Talking Reconciliation was an event of a writers’ festival in Winnipeg. The speakers were Rosanna Deerchild (an indigenous poet), Senator Murray Sinclair (former head of Canada’s Truth and Reconciliation Commission – TRC), and Shelagh Rogers (CBC journalist and honorary TRC witness.
Rosanna Deerchild opened the event with a reading of her poetry. The words were beautiful; the themes were brutal as she related her mother’s experiences in a Catholic Indian Residential School. “There is no word in my language for what they did.” “My body cannot forget.” “Whose sins should I confess? Mine? Or theirs?” The poet struggled to control her tears.

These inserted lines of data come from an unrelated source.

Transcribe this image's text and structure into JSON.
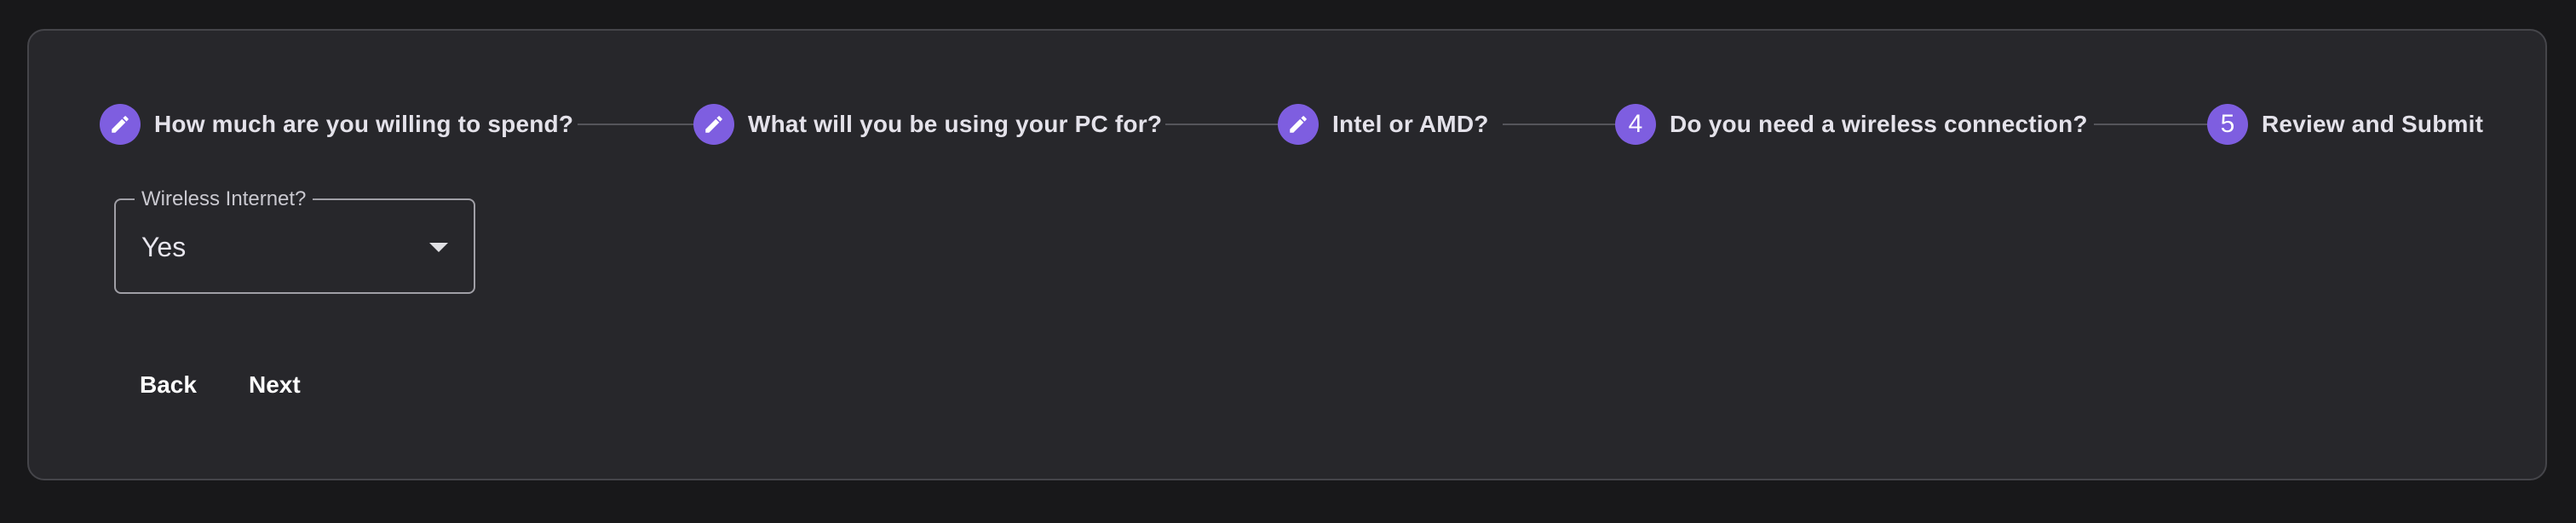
{
  "colors": {
    "page_background": "#18181a",
    "card_background": "#27272b",
    "accent": "#7e5ee0",
    "text": "#e4e2ea"
  },
  "stepper": {
    "steps": [
      {
        "label": "How much are you willing to spend?",
        "state": "completed",
        "icon": "pencil-icon",
        "number": "1"
      },
      {
        "label": "What will you be using your PC for?",
        "state": "completed",
        "icon": "pencil-icon",
        "number": "2"
      },
      {
        "label": "Intel or AMD?",
        "state": "completed",
        "icon": "pencil-icon",
        "number": "3"
      },
      {
        "label": "Do you need a wireless connection?",
        "state": "active",
        "number": "4"
      },
      {
        "label": "Review and Submit",
        "state": "upcoming",
        "number": "5"
      }
    ]
  },
  "form": {
    "wireless_label": "Wireless Internet?",
    "wireless_value": "Yes"
  },
  "actions": {
    "back_label": "Back",
    "next_label": "Next"
  }
}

Her mother, sitting in front of us, was proudly attentive displaying no emotions.
The three presenters went on to participate in a panel discussion. I was moved by Murray Sinclair’s description of a young man at a residential school. He was denied the use of his language, he could not be called by his birth name, and he lost the teachings and customs of his culture. As an adult, he gave his testimony at a TRC hearing. He told the commissioners: “I do not want to go to the Christian heaven.” He asked Murray Sinclair to assist him in gaining official excommunication from the church.

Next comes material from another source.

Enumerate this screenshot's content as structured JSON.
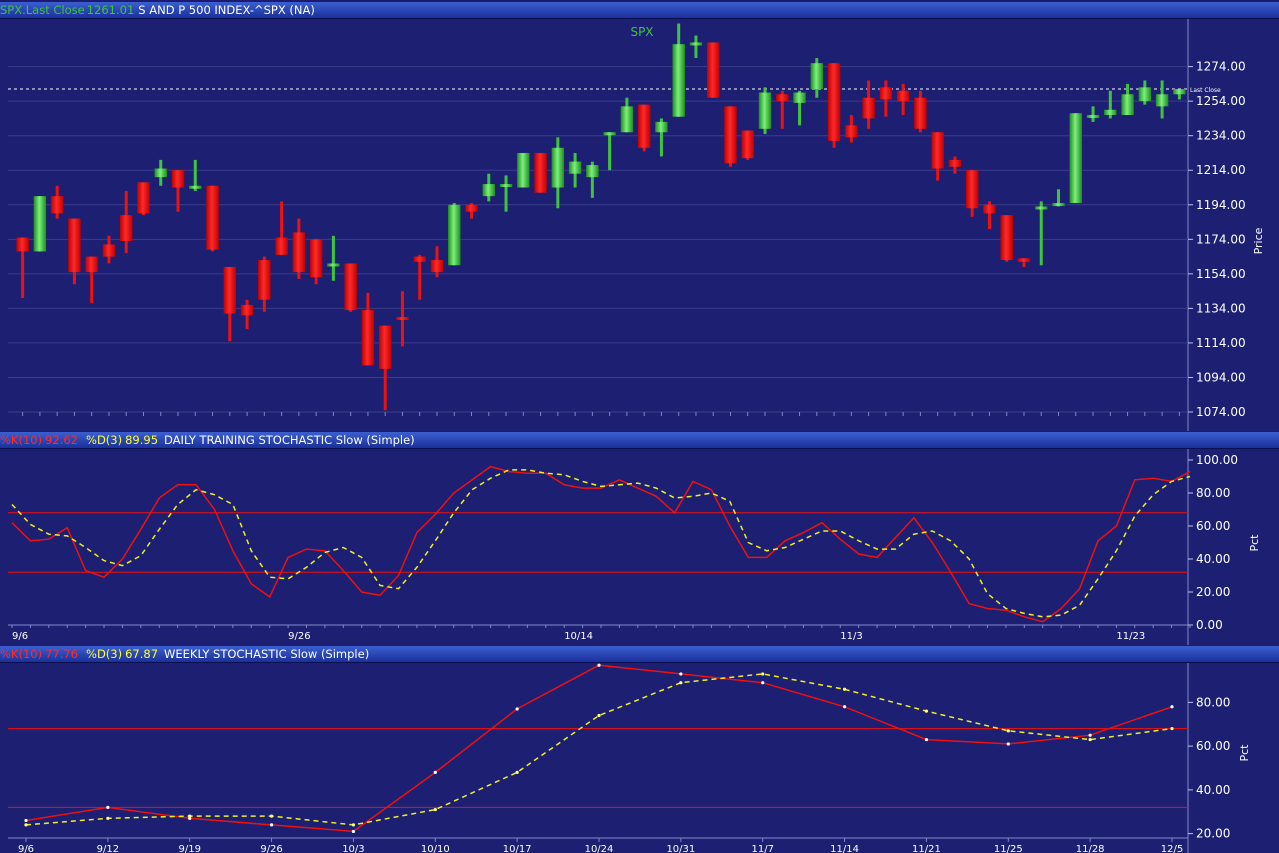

Shelagh Rogers told the audience that her role as a witness changed her feelings toward Canada. She added: “The longest journey is from the head to the heart.”
Sinclair shared his experience at a youth event associated with the TRC. An adolescent Metis woman stated that she was ashamed of her white side after listening to the stories of residential school survivors. Sinclair had responded that reconciliation is not about creating shame or anger. It is a movement that requires us to recognize the truth and move forward in new ways with conversations that build relationships. He added that reconciliation is always a tough conversation in which we must be attentive to and encourage any signs of positive change.
The news of the past week has drawn attention once again to racial divisions and enmity in the USA. Here in Canada we are challenged to confess that we have avoided the truth and that we need to begin new conversations that build relationships with indigenous people. Personally, I will attend church today with a strong sense of shame that indigenous children and adults were so badly hurt by the settler culture in Canada. I will ask myself why Christians are often compliant rather than prophetic in our actions and words.